Quoi ! tout pays est-il ainsi fait qu’il soit indifférent à la république d’y envoyer ou non des colonies ? Tel lieu demande-t-il des colonies ; tel autre ne les repousse-t-il pas ? En cela, comme dans les autres parties de la république, il est utile de rappeler la sage politique de nos ancêtres. Ils choisissaient, pour y installer leurs colonies, des lieux si convenables, si propres à les garantir de tout péril, qu’elles semblaient moins être des villes d’Italie que des boulevards de l’empire.
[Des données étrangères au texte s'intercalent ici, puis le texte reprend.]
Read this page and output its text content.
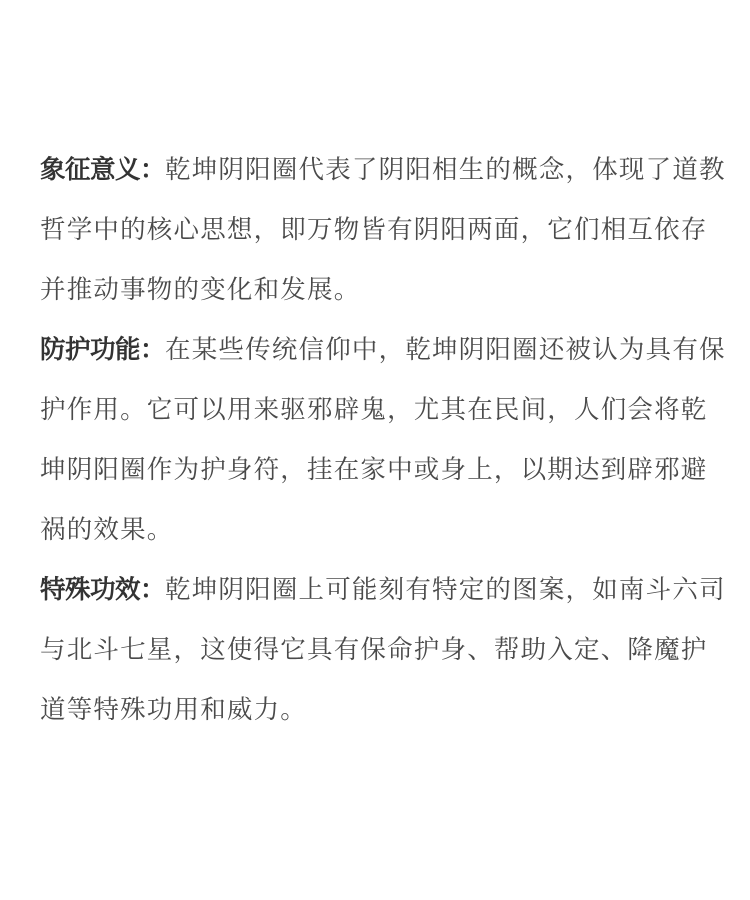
象征意义：乾坤阴阳圈代表了阴阳相生的概念，体现了道教哲学中的核心思想，即万物皆有阴阳两面，它们相互依存并推动事物的变化和发展。

防护功能：在某些传统信仰中，乾坤阴阳圈还被认为具有保护作用。它可以用来驱邪辟鬼，尤其在民间，人们会将乾坤阴阳圈作为护身符，挂在家中或身上，以期达到辟邪避祸的效果。

特殊功效：乾坤阴阳圈上可能刻有特定的图案，如南斗六司与北斗七星，这使得它具有保命护身、帮助入定、降魔护道等特殊功用和威力。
Mais les décemvirs établiront des colonies sur les terres qu’ils auront achetées. — Même contre l’intérêt de la république ? — « ET DE PLUS, DANS LES LIEUX QU’ILS JUGERONT À PROPOS. » Qui les empêchera d’en fonder une sur le mont Janicule, et de placer, au-dessus de vos têtes, le siége de leur tyrannie ? Vous ne désignerez, Rullus, ni le nombre, ni le lieu, ni la force de vos colonies ? Vous vous emparerez du lieu qui vous semblera le mieux favoriser vos projets violents, vous le peuplerez, vous le fortifierez comme il vous plaira ; les revenus du peuple, ses domaines, seront dans vos mains les instruments qui vous aideront à opprimer ce même peuple, à le courber sous le joug de votre omnipotence décemvirale !
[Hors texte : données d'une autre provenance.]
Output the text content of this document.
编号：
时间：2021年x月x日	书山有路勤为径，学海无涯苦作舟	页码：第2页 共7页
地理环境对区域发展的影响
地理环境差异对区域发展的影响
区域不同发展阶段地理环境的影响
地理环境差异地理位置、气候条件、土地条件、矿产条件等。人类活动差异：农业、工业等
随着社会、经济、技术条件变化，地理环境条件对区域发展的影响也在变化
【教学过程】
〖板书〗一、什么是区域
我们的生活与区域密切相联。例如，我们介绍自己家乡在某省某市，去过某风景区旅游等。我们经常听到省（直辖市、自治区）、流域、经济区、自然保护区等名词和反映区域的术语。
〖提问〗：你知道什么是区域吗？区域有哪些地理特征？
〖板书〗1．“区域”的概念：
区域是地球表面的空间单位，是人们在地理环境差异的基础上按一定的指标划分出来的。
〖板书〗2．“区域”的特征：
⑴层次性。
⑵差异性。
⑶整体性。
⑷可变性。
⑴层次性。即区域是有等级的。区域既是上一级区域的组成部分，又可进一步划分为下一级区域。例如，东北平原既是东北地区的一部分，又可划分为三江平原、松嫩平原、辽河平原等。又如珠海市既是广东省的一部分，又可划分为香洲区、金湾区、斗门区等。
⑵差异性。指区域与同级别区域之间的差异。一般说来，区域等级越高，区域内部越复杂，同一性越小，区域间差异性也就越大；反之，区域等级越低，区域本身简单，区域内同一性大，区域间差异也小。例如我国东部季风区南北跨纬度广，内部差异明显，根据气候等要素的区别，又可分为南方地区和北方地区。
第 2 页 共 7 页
XXVIII. Écoutez, Romains, je vous prie, comment Rullus se propose d’investir toute l’Italie, de la couvrir de ses garnisons. Il permet aux décemvirs d’envoyer à leur guise, dans toutes les villes municipales, dans toutes les colonies de l’Italie, des citoyens auxquels il veut qu’on assigne des terres. N’est-ce pas chercher évidemment à usurper plus de puissance et de force que n’en comporte la liberté de vos institutions ? N’est-ce pas évidemment se constituer une autorité royale ? N’est-ce pas évidemment détruire votre indépendance ? Car lorsque ces hommes auront employé tout ce qu’ils ont de moyens énergiques pour se rendre maîtres de l’argent des populations, en un mot, de l’Italie entière ; lorsqu’ils tiendront votre liberté cernée de toutes parts, par leurs garnisons et leurs colonies, quelle espérance, quel pouvoir vous restera-t-il de la recouvrer ?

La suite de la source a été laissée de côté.